The current blood alcohol limit for drivers under the age of 20 is BAC 0.03 (30 mgs of alcohol per 100 mls of blood), this will reduce to zero.

Joyce said that the reduced BAC is the second of three current measures being introduced which will enhance the safety of young drivers. It follows an increase in the minimum driving age, from 15 to 16, which came into force on Monday 01 August.

In February next year the restricted license test will be strengthened to encourage young and novice drivers to spend more time practicing their skills under supervision before they are able to drive solo.

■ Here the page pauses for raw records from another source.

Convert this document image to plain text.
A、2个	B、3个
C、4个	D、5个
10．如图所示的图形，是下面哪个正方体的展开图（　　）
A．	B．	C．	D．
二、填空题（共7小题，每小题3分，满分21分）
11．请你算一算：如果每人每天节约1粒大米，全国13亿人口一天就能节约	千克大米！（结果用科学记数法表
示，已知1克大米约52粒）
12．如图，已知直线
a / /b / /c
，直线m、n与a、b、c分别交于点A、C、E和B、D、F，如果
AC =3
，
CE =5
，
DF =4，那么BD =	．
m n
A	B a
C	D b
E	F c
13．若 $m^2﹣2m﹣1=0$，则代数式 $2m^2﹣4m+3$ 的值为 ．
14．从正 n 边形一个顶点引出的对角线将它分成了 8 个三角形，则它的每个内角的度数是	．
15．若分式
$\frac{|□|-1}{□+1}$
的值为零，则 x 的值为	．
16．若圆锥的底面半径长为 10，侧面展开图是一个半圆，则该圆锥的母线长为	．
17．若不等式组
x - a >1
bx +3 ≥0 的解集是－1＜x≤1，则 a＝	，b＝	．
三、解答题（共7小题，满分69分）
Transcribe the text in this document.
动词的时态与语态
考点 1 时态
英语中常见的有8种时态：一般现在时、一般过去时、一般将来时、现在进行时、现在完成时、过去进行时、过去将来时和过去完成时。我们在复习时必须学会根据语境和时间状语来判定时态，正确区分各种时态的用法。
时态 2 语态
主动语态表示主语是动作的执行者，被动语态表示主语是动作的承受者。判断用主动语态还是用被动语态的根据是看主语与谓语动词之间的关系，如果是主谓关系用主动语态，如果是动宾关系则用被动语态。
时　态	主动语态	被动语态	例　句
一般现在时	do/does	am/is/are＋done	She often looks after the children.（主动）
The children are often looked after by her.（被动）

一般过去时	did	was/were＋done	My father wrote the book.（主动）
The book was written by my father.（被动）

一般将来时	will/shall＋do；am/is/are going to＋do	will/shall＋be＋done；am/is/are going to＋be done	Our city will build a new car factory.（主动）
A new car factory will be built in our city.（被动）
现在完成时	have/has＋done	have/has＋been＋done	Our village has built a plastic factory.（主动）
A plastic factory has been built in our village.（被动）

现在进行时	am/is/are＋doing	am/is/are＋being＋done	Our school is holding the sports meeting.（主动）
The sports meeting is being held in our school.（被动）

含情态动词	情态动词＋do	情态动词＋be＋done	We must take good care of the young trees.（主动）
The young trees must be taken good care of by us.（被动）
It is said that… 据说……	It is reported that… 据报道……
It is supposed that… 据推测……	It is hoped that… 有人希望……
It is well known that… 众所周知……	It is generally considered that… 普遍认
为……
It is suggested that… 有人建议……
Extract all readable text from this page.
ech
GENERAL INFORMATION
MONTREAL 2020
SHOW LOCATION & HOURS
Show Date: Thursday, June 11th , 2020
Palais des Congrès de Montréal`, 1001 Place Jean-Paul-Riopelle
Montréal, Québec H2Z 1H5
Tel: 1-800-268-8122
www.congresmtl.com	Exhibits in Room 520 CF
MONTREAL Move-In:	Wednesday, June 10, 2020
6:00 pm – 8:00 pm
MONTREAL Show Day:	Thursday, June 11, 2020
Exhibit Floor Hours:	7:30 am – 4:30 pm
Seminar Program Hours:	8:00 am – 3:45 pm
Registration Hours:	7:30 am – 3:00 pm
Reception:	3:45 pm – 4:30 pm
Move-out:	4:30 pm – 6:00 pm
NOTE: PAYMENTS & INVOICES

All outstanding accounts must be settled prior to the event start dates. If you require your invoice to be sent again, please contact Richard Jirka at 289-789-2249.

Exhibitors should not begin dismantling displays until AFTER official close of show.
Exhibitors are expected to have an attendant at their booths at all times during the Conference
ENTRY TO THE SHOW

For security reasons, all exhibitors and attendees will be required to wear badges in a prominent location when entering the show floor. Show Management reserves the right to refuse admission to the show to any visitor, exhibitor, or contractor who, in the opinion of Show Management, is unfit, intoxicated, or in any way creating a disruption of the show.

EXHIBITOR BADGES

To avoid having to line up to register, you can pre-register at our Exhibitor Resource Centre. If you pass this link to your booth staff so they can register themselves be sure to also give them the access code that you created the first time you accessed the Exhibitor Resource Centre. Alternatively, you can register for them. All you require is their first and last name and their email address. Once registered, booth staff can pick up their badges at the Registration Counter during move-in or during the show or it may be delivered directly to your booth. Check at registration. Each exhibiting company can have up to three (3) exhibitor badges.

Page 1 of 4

‘Improving the safety of young drivers is a priority for the government as young drivers are disproportionately represented in fatal and serious crash statistics,’ said Joyce.

Young people aged 15 to 19 years make up 7.4% of New Zealand’s population and 6.1% of all licensed drivers, but in 2010, they were involved in around 17% of all serious injury crashes. Crashes, where young drivers were at fault, resulted in 60 deaths and 385 serious injuries last year alone.

‘Even more concerning is that 48% of those fatalities and 33% of those seriously injured in crashes where teen drivers were at fault involve alcohol as a factor. We cannot continue to ignore these statistics,’ explained Joyce.

‘Sadly we are all too aware of the tragic consequences that can occur when a group of teens make a bad decision about who is sober enough to drive. This law change will make it black and white. The message to teen drivers is simple: if you plan on drinking, don’t plan on driving.

‘While none of the measures the government is introducing is a silver bullet on its own, together they will have a significant impact over time they will all help keep our most inexperienced drivers safer on the roads,’ he added.